The report of the auditor and the financial statements of the Company for the financial year ended 31 December 2017 (prepared in accordance with IFRS) appear on the Investor Relations page of the Company’s website at www.veon.com.
At the 2018 AGM, the affirmative vote of a simple majority of the votes cast will be required to: (i) re-appoint PwC as the Company’s auditor to hold office until the conclusion of the 2019 annual general meeting of shareholders of the Company and authorise the Supervisory Board to determine the remuneration of the auditor; and (ii) cancel 909,981,160 authorised but unissued common shares and 305,000,000 authorised but unissued convertible preferred shares of par value $0.001 each in the capital of the Company.
The affirmative vote of shareholders holding not less than 75 per cent of the votes cast will be required to approve the resolution to adopt the Amended and Restated Bye-laws.
Voting on the election of directors will be by way of cumulative voting and information about the cumulative voting procedure is provided on page 9 of this document.
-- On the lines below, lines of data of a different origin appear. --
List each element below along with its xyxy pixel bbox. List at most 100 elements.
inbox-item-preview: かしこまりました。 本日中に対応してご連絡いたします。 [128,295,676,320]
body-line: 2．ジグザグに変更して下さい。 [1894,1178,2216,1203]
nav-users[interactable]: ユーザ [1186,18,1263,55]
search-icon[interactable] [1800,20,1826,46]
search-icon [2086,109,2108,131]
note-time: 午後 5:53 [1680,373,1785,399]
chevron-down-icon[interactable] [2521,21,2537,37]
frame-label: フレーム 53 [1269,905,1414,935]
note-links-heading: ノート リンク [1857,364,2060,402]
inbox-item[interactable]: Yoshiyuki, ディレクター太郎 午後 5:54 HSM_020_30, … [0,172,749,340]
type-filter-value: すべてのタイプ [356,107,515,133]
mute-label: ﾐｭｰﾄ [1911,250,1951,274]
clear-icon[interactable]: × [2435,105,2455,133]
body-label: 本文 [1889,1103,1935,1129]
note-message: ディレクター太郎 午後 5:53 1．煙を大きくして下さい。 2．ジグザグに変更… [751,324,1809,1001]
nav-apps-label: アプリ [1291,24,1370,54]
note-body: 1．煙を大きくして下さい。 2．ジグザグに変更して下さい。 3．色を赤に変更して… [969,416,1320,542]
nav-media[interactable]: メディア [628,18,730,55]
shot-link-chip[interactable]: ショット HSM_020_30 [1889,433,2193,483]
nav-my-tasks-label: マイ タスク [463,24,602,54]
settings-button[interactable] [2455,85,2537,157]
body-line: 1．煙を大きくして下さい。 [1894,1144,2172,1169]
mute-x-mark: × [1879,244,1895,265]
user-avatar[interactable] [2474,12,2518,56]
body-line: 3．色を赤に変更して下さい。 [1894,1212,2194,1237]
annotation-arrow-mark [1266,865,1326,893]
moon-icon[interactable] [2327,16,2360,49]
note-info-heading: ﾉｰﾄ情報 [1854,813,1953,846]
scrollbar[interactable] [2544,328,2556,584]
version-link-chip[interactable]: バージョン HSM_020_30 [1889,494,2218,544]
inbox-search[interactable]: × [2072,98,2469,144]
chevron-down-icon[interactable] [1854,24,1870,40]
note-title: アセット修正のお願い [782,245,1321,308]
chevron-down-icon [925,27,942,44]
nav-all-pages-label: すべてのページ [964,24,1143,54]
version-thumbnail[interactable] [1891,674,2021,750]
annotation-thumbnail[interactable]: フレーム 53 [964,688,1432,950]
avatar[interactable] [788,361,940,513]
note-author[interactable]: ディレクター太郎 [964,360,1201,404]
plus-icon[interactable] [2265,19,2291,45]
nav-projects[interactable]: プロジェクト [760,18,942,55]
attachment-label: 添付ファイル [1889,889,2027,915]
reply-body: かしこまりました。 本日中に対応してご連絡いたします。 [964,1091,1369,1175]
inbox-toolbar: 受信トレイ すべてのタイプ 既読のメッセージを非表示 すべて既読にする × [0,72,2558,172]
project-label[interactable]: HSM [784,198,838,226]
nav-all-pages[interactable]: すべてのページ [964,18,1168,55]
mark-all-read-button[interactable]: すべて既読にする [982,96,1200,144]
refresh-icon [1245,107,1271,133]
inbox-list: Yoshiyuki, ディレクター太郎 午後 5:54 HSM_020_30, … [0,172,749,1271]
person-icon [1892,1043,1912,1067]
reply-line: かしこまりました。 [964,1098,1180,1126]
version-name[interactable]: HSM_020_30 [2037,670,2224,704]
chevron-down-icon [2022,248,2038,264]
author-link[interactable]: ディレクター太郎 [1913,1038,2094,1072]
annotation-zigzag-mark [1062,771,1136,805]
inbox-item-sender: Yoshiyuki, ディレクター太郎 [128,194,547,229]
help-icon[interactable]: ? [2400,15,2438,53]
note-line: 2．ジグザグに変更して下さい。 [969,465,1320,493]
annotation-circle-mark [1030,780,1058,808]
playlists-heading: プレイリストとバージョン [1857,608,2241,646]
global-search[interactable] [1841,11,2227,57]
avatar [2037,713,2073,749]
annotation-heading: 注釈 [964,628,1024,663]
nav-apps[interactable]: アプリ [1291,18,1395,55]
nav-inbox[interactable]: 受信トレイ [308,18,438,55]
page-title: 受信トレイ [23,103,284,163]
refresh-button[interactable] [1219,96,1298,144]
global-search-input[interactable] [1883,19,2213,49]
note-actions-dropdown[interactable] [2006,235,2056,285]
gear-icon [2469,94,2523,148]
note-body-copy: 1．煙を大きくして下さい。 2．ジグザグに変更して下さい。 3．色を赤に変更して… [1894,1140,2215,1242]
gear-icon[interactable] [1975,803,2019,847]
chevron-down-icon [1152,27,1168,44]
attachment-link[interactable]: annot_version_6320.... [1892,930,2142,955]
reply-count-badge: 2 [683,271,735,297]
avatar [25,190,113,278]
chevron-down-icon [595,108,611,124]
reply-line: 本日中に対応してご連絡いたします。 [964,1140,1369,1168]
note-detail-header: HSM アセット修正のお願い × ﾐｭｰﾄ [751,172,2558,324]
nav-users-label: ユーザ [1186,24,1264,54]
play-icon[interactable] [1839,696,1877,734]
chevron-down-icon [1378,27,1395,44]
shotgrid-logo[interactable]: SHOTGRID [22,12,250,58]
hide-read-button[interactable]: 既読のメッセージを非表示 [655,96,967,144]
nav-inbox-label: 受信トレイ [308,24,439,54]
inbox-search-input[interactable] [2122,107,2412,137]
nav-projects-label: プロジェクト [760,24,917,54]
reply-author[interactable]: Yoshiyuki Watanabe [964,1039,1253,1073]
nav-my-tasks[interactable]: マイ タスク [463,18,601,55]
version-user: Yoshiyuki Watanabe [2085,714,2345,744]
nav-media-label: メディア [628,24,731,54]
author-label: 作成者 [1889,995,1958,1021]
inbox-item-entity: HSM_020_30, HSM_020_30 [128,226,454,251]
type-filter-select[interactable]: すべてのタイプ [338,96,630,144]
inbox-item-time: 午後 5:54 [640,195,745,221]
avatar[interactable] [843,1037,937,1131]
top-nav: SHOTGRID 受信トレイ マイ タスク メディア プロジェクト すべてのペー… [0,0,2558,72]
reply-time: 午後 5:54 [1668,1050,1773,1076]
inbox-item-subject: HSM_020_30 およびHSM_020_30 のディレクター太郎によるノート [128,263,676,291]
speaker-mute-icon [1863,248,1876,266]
Each shareholder will have 11 votes for each share they hold in the Company to allocate for the election of directors. Please see the proxy form enclosed with this Notice for further information on how to vote your shares in the Company for the election of directors.
VEON shareholders are requested to complete and return the proxy form or voting instruction form (as relevant to how your shares are held) to ensure that their shares will be represented at the 2018 AGM. If you have any questions, you may contact Remco Vergeer at +31621187402 or email@example.com. Information regarding the resolutions to be proposed at the 2018 AGM is set out on pages 8 and 9 of this document. We encourage you to read that information carefully.
The Supervisory Board recommends that shareholders vote in favour of the proposal for the re-appointment of PwC as the Company’s auditor, the proposal to cancel unissued shares in the capital of the Company and the proposal to adopt the Amended and Restated Bye-laws.